Friday, September 06, 2019

You know, this thing...This strikes me as different from other Trumpisms, doesn’t it you? If you’re a Trump supporter then I know it is not going to change your mind, you’re a criminal with a defective brain, but the important thing about that is we should stop looking at Trump’s disapproval ratings. NOTHING is going to make them change markedly. The important point is we should not want defectives. We should not be hoping for defective defections. We should attack the defectives and exclude them. So back to Trump’s chart. For all those except Trump Criminals this strikes me as different. I’ll let Eugene Robinson of WaPo and Pete Buttigieg speak for I’m not sure how I would phrase the difference.

“I know it’s a minor episode, but I hope that doctored map makes its way into the Smithsonian someday. Like Washington’s uniform or Jefferson’s desk, Trump’s bogus map embodies the man.”
-Eugene Robinson

Put it in the Smithsonian. It does seem to me museum worthy. So singular that it should be in a museum. Yes, it is.

Now Pete Buttigieg:

 "I feel sorry for the President, and that is not the way we should feel about the most powerful figure in this country...

“No matter how you cut it, this is an unbelievably sad state of affairs for our country.

"...even if we disagree with the President... what we're seeing there is literally pathetic. It makes you feel a kind of pity for everybody involved, and that's not how I want to feel about a president whether it's for my party or the other."

Like you would a defective, feeling sorry for him or her; “pity,” “sad,” “pathetic.” There is a detachment there. We’re looking at it at a remove from politics. As we would look at something in a museum! Pete's reaction is on the same plane as Nancy Pelosi's statement that she was against impeachment because, "He's just not worth it." Not worth it.

By far the most common reaction however has been direct, not detached but direct: derision. Comedians can remake their careers on just this one incident. And that is fine also.

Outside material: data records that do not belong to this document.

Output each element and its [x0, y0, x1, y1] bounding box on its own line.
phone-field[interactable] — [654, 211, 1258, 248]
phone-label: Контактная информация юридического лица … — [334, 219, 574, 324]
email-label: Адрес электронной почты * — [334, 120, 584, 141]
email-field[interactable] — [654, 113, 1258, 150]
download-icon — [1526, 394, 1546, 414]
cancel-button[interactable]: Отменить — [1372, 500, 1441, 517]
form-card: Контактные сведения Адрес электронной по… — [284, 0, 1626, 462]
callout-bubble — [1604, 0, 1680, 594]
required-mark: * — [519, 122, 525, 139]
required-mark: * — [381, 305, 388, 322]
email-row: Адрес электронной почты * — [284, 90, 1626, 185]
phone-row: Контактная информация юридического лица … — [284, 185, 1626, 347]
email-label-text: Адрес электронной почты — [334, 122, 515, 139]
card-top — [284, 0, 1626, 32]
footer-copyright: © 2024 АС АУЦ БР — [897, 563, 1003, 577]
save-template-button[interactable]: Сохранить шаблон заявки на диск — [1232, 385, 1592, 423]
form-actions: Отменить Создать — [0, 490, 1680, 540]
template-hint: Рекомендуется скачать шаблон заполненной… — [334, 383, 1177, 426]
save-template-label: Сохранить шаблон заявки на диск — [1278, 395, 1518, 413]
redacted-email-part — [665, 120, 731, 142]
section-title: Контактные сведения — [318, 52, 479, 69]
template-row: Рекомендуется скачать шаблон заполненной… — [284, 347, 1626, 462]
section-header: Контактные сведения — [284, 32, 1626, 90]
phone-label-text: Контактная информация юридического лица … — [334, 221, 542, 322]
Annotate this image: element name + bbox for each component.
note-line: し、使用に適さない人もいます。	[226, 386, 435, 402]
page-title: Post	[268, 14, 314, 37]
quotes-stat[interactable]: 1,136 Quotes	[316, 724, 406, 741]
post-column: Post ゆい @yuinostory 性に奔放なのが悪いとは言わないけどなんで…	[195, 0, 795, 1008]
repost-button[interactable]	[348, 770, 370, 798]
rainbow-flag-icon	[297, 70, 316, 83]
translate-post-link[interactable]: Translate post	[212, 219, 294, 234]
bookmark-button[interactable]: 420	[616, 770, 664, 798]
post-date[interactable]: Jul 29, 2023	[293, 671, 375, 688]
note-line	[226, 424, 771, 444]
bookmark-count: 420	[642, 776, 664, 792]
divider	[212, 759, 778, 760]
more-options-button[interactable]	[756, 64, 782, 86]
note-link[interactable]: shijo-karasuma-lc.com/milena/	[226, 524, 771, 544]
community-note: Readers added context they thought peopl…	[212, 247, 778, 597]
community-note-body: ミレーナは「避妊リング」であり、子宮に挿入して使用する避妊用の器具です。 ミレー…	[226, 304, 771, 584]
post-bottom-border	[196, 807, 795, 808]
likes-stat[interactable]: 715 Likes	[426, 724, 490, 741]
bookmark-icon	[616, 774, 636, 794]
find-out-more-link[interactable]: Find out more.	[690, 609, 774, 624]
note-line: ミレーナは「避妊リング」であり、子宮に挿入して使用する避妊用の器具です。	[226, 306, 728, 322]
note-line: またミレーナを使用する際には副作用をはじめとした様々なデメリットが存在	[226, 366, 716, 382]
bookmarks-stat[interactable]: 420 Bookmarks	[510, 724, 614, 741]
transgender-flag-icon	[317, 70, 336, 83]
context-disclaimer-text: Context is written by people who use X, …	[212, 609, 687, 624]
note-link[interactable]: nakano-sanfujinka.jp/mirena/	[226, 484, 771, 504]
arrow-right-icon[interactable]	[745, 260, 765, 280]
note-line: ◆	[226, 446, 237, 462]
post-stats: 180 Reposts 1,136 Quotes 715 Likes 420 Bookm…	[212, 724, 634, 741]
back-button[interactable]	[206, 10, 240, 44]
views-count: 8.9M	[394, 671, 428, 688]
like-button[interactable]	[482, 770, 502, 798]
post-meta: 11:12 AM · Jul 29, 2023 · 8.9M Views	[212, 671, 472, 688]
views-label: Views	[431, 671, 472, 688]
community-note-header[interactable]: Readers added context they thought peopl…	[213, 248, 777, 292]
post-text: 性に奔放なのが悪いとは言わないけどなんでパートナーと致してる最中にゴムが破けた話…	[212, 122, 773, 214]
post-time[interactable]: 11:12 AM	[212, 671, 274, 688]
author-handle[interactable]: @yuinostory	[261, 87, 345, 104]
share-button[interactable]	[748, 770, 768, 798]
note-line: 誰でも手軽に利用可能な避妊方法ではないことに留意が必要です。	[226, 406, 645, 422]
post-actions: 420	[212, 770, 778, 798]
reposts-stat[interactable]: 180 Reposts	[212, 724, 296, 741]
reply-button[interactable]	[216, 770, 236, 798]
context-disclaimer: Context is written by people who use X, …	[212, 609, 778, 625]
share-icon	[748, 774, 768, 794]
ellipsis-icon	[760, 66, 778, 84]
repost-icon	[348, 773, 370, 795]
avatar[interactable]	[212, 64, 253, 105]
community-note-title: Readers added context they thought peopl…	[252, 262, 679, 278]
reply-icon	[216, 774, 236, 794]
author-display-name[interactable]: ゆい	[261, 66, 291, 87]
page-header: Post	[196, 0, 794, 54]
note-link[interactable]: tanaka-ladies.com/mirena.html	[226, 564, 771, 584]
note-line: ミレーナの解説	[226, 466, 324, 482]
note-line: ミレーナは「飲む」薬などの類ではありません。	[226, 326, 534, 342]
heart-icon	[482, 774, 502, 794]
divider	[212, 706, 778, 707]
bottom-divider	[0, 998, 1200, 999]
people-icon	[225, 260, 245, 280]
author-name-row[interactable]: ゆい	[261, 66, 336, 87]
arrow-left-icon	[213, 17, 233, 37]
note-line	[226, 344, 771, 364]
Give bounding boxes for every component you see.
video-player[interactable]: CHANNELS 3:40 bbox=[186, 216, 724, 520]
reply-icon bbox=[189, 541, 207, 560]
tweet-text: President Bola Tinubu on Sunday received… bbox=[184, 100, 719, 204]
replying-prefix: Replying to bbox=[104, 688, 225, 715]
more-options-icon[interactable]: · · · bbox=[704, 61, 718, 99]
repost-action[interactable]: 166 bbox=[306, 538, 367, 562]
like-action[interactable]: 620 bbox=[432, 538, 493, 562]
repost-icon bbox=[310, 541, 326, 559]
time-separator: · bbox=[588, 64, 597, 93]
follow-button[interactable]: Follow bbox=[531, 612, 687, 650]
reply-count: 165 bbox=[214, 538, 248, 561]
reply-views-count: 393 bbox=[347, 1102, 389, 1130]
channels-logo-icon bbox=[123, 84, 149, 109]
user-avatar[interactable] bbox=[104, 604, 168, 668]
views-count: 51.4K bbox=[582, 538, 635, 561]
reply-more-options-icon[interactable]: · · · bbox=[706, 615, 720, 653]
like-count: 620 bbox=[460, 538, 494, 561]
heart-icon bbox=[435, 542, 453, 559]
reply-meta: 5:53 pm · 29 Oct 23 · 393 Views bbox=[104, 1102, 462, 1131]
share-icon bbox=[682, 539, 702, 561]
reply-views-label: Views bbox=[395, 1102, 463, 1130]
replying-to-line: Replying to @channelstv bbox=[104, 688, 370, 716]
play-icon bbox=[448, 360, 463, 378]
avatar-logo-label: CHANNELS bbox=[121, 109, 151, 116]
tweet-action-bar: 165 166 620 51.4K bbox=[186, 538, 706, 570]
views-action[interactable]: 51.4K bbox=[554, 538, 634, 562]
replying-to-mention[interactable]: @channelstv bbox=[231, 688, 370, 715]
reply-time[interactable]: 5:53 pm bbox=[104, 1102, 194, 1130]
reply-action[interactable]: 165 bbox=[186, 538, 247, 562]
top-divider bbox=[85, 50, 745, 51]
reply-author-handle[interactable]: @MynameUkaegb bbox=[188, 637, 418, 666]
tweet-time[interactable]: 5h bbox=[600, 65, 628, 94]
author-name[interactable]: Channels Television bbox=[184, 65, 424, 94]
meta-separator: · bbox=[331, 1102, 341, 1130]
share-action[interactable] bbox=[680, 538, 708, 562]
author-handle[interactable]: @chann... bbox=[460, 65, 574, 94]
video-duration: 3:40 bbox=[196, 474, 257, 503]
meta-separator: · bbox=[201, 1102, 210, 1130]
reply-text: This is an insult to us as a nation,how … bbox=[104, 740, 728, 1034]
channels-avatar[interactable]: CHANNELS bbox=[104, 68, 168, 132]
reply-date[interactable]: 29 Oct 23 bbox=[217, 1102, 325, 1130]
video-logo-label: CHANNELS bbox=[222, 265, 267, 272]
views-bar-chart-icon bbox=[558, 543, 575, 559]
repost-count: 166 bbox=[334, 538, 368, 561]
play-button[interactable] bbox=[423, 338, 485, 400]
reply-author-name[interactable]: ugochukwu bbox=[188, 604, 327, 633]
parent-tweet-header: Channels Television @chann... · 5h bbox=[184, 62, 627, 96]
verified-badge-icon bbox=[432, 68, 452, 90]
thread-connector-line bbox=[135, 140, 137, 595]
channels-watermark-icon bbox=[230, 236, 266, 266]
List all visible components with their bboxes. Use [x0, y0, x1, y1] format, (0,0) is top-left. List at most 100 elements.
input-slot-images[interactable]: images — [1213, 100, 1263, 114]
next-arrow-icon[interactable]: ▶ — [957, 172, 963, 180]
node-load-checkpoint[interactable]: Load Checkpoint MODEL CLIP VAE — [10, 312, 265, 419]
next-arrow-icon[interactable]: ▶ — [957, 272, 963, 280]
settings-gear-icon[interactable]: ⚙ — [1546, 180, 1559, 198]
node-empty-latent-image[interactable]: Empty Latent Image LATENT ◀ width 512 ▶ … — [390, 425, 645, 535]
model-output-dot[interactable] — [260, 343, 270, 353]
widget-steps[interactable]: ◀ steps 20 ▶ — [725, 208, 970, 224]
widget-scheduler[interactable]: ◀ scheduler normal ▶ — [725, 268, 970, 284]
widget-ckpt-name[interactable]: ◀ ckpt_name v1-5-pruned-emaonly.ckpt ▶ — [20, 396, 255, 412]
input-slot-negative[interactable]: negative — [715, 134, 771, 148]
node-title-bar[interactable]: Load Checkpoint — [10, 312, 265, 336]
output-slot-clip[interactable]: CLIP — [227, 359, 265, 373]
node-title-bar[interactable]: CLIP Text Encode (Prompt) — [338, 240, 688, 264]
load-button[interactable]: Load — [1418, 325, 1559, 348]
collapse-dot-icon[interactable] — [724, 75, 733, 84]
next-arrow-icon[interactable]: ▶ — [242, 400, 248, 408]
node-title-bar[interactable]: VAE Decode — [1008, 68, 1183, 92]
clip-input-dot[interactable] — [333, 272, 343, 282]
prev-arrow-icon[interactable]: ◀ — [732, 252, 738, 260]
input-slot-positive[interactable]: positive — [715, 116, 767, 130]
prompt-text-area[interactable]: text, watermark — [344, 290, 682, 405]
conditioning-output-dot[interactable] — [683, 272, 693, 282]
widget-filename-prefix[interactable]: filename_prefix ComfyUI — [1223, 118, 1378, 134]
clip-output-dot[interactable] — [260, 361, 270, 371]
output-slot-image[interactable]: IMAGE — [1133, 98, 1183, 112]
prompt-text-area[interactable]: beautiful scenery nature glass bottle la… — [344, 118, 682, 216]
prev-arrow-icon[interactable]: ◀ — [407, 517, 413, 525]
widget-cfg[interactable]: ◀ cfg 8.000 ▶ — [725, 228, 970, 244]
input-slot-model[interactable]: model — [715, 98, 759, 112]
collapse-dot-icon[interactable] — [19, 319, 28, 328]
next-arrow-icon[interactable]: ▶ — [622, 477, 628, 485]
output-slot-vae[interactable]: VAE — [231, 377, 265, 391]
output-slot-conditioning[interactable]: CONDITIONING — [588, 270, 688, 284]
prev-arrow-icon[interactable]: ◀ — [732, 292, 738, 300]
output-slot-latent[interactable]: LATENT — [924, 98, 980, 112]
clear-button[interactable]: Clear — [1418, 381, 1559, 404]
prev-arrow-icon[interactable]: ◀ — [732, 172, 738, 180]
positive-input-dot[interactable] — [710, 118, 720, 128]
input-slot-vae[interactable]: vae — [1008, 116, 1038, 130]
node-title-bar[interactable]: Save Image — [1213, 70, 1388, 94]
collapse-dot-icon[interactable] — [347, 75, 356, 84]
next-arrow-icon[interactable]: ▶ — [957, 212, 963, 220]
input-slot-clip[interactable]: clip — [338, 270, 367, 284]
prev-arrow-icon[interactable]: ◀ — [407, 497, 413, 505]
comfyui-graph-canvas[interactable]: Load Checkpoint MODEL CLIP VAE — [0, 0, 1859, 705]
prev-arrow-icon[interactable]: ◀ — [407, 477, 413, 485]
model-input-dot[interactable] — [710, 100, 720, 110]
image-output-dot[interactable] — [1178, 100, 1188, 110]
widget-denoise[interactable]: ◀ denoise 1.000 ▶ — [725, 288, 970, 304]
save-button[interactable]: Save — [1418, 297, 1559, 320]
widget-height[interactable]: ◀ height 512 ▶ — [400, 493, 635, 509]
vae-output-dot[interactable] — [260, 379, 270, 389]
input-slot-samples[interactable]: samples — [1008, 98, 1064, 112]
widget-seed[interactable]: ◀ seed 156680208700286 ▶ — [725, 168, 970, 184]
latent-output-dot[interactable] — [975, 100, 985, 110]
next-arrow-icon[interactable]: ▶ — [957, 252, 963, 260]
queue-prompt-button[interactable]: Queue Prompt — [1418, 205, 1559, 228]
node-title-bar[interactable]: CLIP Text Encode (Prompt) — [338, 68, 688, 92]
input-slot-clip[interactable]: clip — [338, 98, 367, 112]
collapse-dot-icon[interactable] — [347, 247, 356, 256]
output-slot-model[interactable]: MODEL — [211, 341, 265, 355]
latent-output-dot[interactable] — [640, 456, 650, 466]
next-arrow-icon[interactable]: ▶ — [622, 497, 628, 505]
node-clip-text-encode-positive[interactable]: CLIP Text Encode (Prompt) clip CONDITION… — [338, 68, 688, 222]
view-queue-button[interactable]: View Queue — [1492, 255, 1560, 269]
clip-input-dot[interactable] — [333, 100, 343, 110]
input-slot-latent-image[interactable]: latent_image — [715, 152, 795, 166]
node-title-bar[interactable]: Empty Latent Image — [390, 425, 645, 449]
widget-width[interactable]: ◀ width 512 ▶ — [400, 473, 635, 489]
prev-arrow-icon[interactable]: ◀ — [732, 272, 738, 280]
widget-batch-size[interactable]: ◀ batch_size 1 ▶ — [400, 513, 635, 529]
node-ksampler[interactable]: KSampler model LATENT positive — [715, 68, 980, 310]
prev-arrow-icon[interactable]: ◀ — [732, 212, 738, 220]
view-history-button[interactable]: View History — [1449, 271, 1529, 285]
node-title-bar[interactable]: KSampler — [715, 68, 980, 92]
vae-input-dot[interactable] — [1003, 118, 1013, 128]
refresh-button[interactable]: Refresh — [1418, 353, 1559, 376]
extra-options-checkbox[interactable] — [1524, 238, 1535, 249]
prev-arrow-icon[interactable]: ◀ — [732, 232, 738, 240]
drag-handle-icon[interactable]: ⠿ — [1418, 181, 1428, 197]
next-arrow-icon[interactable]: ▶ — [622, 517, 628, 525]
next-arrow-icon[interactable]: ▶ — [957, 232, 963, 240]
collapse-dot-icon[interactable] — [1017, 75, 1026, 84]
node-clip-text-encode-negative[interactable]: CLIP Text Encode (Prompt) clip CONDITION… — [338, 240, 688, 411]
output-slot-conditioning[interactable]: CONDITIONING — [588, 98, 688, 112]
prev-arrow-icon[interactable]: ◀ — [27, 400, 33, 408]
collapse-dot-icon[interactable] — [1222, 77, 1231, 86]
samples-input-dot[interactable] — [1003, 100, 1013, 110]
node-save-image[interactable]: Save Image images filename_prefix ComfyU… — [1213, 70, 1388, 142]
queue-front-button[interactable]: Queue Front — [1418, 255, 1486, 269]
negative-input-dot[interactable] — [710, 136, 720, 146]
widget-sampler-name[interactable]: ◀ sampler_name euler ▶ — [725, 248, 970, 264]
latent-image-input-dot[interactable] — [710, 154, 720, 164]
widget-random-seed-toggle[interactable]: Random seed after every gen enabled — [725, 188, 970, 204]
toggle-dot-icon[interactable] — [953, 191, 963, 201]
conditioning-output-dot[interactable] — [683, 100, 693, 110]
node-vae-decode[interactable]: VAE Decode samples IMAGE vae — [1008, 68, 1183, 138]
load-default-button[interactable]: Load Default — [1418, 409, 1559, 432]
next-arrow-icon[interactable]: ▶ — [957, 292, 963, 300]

I have urged to an audience of tens that making fun of Trump and the Defectives is best. They hate that. The one thing that most gets under Trump's skin is best exemplified here:
He hated when the adults in the room early on said they were the adults in the room. Nobody likes to be laughed at. I will give you a true story to illustrate. The old TV situation comedy All in the Family. That show ranked number one in the Nielsen rankings every year from 1971-1976. In 1974 I met the first unfortunate ex-Mrs. Harris. Her father was a dead ringer attitudinally for Archie Bunker, I mean my God, it was unbelievable. I sheepishly asked the first Unfortunate if her father watched All in the Family. "No, because they laugh at Archie," she said. He knew, you see? He knew that he was a dead ringer for Archie Bunker and when he saw the entire country laughing at Archie he had the self-awareness to know that everybody laughed at him too!

Parsing, one should not make fun of somebody one "feels sorry" for. You don't go into a mental institution and make fun of the patients. The detachment of the reactions of Eugene Robinson, Pete Buttigieg, and Nancy Pelosi versus direct laughing...I do think this is different; there has been so much comedic fodder in this presidency, what's one more thing? But as a Trump Hater I cannot dismiss him as "not worth it," nor take a detached view. I do not feel sorry for him, I do not pity him, I hate him. Whatever works, I can't make up my mind but I lean heavily toward derision. If you made that image into a bumper sticker, is there anything more that need be said? Maybe I'll do that.